W tym jedna studentka podzieliła się znakami od Boga, który wskazał jej miasto do studiowania podczas Mszy świętej. Rozmawialiśmy też o pomocy osobom bezdomnym przez lekarzy i ratowników. Te kilka godzin było po prostu przepełnione pięknym dzieleniem się wiarą. Pod koniec ktoś powiedział, że ksiądz to ma jakąś łaskę, że w tych sandałach nie ma żadnych uszkodzeń stóp i ma taką przyczepność. I tak minęło 35 km po górach w ewangelizacyjnych sandałach. Chwała Panu!

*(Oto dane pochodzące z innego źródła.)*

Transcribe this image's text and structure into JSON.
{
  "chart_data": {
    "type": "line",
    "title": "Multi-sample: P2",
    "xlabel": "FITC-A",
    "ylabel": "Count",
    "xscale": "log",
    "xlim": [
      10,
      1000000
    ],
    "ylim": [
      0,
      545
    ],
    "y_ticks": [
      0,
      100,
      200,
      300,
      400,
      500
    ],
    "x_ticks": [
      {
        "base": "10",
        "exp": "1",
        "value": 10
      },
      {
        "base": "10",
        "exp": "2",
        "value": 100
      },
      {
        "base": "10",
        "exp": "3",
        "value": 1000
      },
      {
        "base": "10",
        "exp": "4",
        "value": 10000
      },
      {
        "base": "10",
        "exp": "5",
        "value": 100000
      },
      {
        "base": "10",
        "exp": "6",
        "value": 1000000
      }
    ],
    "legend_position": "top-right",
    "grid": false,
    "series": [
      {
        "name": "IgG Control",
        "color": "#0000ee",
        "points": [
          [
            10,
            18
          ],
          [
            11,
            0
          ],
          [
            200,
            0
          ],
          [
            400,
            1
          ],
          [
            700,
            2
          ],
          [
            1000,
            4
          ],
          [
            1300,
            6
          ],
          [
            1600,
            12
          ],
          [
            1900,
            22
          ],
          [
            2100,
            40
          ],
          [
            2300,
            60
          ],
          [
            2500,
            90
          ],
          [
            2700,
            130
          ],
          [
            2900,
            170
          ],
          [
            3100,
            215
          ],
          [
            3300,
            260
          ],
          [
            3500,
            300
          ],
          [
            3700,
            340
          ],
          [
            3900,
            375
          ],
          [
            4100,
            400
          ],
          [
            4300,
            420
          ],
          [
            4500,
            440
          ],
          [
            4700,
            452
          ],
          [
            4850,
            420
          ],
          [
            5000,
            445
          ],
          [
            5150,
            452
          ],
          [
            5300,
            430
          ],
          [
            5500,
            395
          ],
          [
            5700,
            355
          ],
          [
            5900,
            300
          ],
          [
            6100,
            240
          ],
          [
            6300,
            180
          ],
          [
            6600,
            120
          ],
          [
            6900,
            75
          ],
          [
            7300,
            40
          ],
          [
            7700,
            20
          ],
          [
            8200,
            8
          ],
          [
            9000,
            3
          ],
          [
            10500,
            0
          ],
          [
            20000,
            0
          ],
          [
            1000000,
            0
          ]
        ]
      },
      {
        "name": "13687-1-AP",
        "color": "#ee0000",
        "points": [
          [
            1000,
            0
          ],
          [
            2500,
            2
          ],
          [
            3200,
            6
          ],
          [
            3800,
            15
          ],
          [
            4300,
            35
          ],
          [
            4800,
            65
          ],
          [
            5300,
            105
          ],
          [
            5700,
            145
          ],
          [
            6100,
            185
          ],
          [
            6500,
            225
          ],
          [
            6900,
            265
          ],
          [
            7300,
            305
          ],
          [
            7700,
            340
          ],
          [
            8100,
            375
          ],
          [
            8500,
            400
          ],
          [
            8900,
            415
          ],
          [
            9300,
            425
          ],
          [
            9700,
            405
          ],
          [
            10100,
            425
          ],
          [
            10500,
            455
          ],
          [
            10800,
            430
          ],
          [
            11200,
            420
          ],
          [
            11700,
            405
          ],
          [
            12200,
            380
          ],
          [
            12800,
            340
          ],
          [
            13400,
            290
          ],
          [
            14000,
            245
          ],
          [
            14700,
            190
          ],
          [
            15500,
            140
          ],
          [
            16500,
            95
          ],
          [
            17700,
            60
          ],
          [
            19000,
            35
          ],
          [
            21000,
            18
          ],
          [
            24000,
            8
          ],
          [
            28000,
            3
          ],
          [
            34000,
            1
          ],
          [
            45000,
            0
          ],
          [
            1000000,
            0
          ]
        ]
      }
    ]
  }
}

Śpiewajcie i grajcie Mu psalmy,
rozsławiajcie wszystkie Jego cuda.
Szczyćcie się Jego świętym imieniem,
niech się weseli serce szukających Pana.
Rozmyślajcie o Panu i Jego potędze,
zawsze szukajcie Jego oblicza.
Pamiętajcie o cudach, które On uczynił,
o Jego znakach, o wyrokach ust Jego. PS 105, 2-5

Panie Jezu, dziękuję za dzisiejszy niezwykły dzień, za wspaniałych ludzi, za łaskę zdrowia, za odwagę dzielenia się żywą wiarą z bliźnimi. Proszę także, abyś wszystkich chrześcijan ośmielał do głoszenia Ewangelii podczas urlopów.